The Monkeypoxalypse Should Be Keeping You Up At Night
Forget monkeypox. Why are there so many monkeys in art?
After Covid, virologists are already bored with monkeypox. Can you blame them? It is a virus strain with a mortality rate of 1–3% (but only in rural Africa), an R0 of less than 1, and we already have a pretty badass vaccine.
Some piddly DNA virus that makes your face erupt in pus-filled boils and mutates at the rate of a decomposing Twinkie is laughable after the shitshow we survived. (For the record, Covid and the 1918 Influenza outbreak were fast-mutating RNA viruses. Big difference.)
Besides, humans eradicated its equally disgusting cousin, smallpox. (Except for that secret vial Putin keeps under his bed. I want you to sleep well tonight.)

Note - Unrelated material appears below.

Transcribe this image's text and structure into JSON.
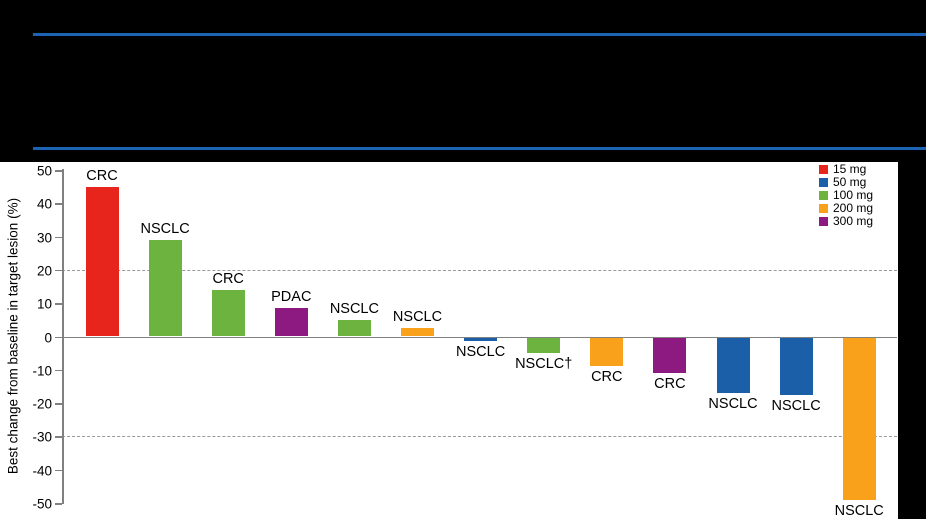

But what is terrifying is (gulp)…monkeys. Monkeys are lust-hungry little devils waiting to bite your face off. Yes, I know they didn't cause the latest apocalyptic horseman, but they are still evil.
Or at least they are in art history.
Monkeys in the margins
It's hard to find a medieval manuscript without frolicking monkeys in the margins. This is referred to as "monkey marginalia" by those who refuse to take pre-modern academia seriously.